Question

The fundamental frequency of an open pipe is 30 Hz. If one end of the pipe is closed then the fundamental frequency will be
A. 15 Hz
B. 30 Hz
C. 45 Hz
D. 60 Hz

Answer 1

Hint: When the open pipe is closed from one end, it acts as a closed pipe. Use the formula of fundamental frequency for an open pipe and closed pipe, and establish two equations. Take the ratio of these equations to then find the value of the fundamental frequency of the closed pipe by substitution of value of open pipe frequency.

Formula Used:
The fundamental frequency of open pipe, $v_{\circ }={\displaystyle \frac{\text{v}}{2L}}$
The fundamental frequency of closed pipe, $v_{\circ }^{{}^{\prime }}={\displaystyle \frac{\text{v}}{4L}}$
where v represents the speed of sound and L represents the length of the pipe.

Complete step-by-step answer:
Standing waves are a combination of two stationary waves such that these two waves are moving in the opposite direction having sample frequency and amplitude and when superimposed on each other their energies are either canceled out or added together.
When a pipe is open at both ends having length L, then the standing wave produced in it has two antinodes also known as pressure nodes at both ends. This is known as the first harmonic or the fundamental harmonic.
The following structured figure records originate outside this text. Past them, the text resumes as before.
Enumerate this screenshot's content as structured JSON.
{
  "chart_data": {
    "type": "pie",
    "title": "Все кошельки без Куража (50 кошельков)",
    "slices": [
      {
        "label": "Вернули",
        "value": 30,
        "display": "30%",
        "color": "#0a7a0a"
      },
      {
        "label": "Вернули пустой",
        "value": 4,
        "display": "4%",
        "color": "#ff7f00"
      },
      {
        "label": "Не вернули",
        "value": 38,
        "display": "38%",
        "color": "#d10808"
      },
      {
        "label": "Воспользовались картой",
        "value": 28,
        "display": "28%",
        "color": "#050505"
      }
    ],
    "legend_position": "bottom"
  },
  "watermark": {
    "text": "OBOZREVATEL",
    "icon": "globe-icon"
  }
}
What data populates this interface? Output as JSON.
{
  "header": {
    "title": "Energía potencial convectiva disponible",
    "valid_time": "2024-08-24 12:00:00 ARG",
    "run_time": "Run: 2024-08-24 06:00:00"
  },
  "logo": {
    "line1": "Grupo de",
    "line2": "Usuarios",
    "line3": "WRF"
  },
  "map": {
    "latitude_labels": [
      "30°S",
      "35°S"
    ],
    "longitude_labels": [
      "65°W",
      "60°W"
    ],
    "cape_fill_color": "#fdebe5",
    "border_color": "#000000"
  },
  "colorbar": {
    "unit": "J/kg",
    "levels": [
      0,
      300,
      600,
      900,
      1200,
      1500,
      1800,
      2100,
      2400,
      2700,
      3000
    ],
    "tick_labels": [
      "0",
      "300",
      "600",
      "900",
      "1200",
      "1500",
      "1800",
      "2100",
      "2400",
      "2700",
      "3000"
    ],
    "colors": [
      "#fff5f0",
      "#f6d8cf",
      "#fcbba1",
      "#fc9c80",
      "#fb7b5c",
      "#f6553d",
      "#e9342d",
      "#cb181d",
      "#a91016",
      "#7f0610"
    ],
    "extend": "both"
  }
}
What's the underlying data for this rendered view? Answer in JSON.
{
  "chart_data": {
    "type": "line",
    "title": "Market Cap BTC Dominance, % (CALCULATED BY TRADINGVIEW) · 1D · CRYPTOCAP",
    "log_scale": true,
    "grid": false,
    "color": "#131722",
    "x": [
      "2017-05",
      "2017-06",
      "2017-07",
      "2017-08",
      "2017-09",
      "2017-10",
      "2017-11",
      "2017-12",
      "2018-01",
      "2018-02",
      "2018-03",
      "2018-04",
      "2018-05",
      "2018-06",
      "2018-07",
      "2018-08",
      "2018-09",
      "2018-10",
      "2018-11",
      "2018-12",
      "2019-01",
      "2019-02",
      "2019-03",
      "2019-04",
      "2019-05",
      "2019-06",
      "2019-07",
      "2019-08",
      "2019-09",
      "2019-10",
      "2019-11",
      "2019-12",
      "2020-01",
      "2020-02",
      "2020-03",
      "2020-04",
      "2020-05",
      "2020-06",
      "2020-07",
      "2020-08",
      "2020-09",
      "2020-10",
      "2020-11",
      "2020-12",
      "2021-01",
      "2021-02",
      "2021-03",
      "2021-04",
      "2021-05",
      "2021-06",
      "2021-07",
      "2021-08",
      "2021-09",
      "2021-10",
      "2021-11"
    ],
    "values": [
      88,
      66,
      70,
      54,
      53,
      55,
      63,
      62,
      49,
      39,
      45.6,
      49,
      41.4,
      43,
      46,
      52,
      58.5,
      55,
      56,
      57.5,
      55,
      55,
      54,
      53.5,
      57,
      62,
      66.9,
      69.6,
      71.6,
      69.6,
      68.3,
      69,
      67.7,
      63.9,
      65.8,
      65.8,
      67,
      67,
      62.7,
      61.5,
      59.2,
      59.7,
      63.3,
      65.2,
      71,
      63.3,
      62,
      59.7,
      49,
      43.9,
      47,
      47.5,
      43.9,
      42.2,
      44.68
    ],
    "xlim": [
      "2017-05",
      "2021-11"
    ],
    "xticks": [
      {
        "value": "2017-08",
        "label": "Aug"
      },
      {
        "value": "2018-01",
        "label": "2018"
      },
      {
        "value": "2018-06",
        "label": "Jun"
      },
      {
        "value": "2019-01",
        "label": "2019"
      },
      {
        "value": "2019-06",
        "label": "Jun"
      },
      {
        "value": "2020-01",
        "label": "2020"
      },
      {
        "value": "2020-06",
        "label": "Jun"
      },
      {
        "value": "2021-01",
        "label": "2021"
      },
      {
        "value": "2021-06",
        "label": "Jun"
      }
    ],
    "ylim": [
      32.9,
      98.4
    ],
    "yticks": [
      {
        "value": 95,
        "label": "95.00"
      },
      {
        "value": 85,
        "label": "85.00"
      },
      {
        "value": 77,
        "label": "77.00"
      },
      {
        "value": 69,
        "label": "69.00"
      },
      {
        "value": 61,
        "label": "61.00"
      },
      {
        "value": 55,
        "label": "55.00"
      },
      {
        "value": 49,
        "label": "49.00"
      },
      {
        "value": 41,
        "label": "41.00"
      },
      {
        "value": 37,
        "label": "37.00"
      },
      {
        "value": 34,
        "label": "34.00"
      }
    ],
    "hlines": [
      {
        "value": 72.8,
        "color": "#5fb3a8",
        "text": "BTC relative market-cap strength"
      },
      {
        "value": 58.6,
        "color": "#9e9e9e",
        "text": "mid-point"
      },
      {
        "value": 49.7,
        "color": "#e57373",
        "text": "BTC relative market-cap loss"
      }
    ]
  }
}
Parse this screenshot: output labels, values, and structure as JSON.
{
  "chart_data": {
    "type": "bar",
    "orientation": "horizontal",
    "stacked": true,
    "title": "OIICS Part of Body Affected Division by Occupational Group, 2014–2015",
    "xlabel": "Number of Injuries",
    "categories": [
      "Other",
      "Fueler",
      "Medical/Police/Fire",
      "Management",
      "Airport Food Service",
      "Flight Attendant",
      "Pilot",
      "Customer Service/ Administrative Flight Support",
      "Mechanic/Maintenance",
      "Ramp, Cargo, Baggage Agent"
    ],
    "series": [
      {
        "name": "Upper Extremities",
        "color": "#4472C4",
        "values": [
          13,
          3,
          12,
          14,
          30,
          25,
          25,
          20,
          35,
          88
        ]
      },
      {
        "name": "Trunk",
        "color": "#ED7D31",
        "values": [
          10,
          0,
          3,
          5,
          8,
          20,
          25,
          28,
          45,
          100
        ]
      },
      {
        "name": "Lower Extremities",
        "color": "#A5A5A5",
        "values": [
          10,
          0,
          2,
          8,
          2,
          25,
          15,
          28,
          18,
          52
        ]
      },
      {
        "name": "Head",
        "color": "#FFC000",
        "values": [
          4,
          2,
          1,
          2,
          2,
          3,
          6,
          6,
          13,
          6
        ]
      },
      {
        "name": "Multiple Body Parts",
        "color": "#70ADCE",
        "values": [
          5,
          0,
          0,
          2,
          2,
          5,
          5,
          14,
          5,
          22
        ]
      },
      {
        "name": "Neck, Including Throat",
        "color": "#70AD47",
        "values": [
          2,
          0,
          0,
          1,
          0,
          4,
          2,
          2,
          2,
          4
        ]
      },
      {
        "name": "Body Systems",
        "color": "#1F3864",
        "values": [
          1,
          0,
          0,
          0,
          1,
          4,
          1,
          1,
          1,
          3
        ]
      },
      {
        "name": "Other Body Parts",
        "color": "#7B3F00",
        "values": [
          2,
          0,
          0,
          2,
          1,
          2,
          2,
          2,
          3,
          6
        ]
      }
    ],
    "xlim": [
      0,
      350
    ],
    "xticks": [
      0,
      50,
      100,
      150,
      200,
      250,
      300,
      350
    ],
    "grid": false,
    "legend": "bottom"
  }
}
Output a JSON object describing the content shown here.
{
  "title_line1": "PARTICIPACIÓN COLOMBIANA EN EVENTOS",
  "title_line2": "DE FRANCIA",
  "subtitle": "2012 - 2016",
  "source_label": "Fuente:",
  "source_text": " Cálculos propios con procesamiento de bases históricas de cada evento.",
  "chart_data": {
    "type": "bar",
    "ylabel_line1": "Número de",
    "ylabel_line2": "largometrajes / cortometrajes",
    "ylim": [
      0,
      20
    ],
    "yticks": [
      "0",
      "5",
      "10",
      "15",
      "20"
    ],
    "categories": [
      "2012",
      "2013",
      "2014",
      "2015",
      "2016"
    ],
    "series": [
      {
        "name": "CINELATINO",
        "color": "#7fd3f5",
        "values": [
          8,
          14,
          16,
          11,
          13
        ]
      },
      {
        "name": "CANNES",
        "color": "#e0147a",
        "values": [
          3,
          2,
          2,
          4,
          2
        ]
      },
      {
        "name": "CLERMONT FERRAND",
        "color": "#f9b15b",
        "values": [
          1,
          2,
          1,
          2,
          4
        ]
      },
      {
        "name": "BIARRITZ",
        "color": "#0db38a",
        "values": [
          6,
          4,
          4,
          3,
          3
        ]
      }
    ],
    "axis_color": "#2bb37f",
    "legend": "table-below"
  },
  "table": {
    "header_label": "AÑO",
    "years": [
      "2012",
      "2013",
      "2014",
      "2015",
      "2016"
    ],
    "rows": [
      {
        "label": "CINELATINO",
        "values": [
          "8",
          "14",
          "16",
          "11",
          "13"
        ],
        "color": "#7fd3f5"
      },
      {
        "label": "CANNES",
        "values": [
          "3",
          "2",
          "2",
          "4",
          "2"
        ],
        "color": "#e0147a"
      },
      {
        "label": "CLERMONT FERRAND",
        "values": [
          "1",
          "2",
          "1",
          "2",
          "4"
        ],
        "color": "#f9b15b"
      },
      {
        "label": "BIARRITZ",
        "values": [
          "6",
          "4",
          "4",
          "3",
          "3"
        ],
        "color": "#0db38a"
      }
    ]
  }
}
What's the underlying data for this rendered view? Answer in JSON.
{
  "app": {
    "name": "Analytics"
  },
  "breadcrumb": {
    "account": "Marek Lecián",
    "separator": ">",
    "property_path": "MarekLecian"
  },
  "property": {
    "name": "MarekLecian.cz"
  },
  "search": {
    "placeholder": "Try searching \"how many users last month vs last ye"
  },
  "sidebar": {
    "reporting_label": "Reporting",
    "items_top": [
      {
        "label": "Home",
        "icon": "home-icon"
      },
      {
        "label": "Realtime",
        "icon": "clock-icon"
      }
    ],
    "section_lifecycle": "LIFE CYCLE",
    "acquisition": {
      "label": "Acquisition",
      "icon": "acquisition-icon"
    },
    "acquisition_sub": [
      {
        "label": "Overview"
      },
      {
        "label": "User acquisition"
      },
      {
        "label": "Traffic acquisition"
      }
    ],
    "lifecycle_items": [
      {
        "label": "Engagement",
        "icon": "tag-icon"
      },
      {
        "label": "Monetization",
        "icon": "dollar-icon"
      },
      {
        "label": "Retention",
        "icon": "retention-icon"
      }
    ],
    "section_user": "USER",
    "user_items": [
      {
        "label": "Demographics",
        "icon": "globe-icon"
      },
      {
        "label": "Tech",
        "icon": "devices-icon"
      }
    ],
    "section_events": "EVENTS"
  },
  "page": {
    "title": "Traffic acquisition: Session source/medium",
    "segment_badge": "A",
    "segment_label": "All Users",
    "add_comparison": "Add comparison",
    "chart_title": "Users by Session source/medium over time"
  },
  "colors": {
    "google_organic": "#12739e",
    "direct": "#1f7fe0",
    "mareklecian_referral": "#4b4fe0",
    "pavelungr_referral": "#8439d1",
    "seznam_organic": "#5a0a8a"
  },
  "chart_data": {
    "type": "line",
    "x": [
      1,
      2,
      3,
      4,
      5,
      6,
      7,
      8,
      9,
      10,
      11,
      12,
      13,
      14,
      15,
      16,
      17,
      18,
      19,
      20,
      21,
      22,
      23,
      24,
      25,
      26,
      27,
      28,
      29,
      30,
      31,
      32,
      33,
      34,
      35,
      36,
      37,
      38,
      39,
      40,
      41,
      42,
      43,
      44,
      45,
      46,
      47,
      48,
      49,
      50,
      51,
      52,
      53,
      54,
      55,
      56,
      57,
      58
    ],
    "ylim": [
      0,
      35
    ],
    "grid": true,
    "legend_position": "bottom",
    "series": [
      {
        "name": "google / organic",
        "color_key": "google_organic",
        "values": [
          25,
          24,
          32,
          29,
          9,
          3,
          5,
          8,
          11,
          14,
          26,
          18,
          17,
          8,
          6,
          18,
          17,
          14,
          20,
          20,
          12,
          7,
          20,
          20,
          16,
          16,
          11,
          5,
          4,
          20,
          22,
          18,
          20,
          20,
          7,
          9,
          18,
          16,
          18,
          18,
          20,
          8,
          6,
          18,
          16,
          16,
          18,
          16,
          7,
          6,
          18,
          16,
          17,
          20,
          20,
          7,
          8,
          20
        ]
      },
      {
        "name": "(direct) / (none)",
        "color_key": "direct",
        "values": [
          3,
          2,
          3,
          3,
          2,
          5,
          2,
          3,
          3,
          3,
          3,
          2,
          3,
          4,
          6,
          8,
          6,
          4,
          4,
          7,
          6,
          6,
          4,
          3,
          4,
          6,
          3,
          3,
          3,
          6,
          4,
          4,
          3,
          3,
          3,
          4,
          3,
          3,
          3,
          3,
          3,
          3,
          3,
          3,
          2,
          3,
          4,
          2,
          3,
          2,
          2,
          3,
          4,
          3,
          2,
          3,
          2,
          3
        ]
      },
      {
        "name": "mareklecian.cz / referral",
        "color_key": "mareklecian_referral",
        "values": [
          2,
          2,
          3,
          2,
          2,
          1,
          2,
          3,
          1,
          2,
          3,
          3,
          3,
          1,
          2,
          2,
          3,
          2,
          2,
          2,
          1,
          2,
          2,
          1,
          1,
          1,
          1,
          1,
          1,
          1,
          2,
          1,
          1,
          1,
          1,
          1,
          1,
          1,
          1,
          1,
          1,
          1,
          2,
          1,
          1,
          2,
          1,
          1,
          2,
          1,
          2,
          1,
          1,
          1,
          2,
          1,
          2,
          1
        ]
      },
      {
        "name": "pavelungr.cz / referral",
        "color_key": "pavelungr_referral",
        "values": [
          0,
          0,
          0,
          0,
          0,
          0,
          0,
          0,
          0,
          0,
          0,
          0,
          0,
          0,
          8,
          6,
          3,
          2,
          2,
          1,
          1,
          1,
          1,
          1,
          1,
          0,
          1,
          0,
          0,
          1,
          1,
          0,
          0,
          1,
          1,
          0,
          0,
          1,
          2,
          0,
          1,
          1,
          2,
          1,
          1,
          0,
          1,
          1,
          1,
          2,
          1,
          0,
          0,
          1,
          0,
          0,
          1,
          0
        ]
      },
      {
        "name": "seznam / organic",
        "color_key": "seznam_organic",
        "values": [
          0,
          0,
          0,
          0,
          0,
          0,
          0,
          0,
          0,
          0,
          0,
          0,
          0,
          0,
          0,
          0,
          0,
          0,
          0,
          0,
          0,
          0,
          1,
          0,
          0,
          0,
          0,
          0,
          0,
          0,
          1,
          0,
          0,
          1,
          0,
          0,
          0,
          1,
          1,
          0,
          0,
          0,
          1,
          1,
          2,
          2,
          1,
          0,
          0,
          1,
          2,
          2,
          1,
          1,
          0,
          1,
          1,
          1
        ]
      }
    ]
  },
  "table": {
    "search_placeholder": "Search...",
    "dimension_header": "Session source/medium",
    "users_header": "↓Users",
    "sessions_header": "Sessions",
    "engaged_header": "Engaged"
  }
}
The pipe of length L is initially open at both ends, in this case, let sound’s frequency be $v_{\circ }$ and v the speed of sound$v_{\circ }$
So, we have: $v_{\circ }={\displaystyle \frac{\text{v}}{2L}}\cdots \cdots \cdots \cdots \left(1\right)$
This corresponds to the fundamental frequency of the open pipe.
When the pipe is closed at one end, it becomes a closed pipe. And the fundamental frequency for the closed pipe is given by:
$v_{\circ }^{{}^{\prime }}={\displaystyle \frac{\text{v}}{4L}}\cdots \cdots \cdots \cdots \left(2\right)$
Given:
The fundamental frequency of open pipe, $v_{\circ }=30$
Taking ratio of equation (1) and (2):
$\begin{array}{rl}& {\displaystyle \frac{v_{\circ }^{{}^{\prime }}}{v_{\circ }}}={\displaystyle \frac{\text{v}}{4L}}\times {\displaystyle \frac{2L}{\text{v}}}\\ & \Rightarrow {\displaystyle \frac{v_{\circ }^{{}^{\prime }}}{v_{\circ }}}={\displaystyle \frac{1}{2}}\\ & \Rightarrow v_{\circ }^{{}^{\prime }}={\displaystyle \frac{v_{\circ }}{2}}\\ & \Rightarrow v_{\circ }^{{}^{\prime }}={\displaystyle \frac{30}{2}}\left[\because v_{\circ }=30\left(given\right)\right]\\ & \therefore v_{\circ }^{{}^{\prime }}=15\end{array}$
Therefore, the correct option is A i.e., 15 Hz.

Note: There are no missing harmonics in an open organ pipe. The quality of sound from an open organ pipe is, therefore, richer than that from a closed organ pipe in which all the even harmonics of the fundamentals are missing.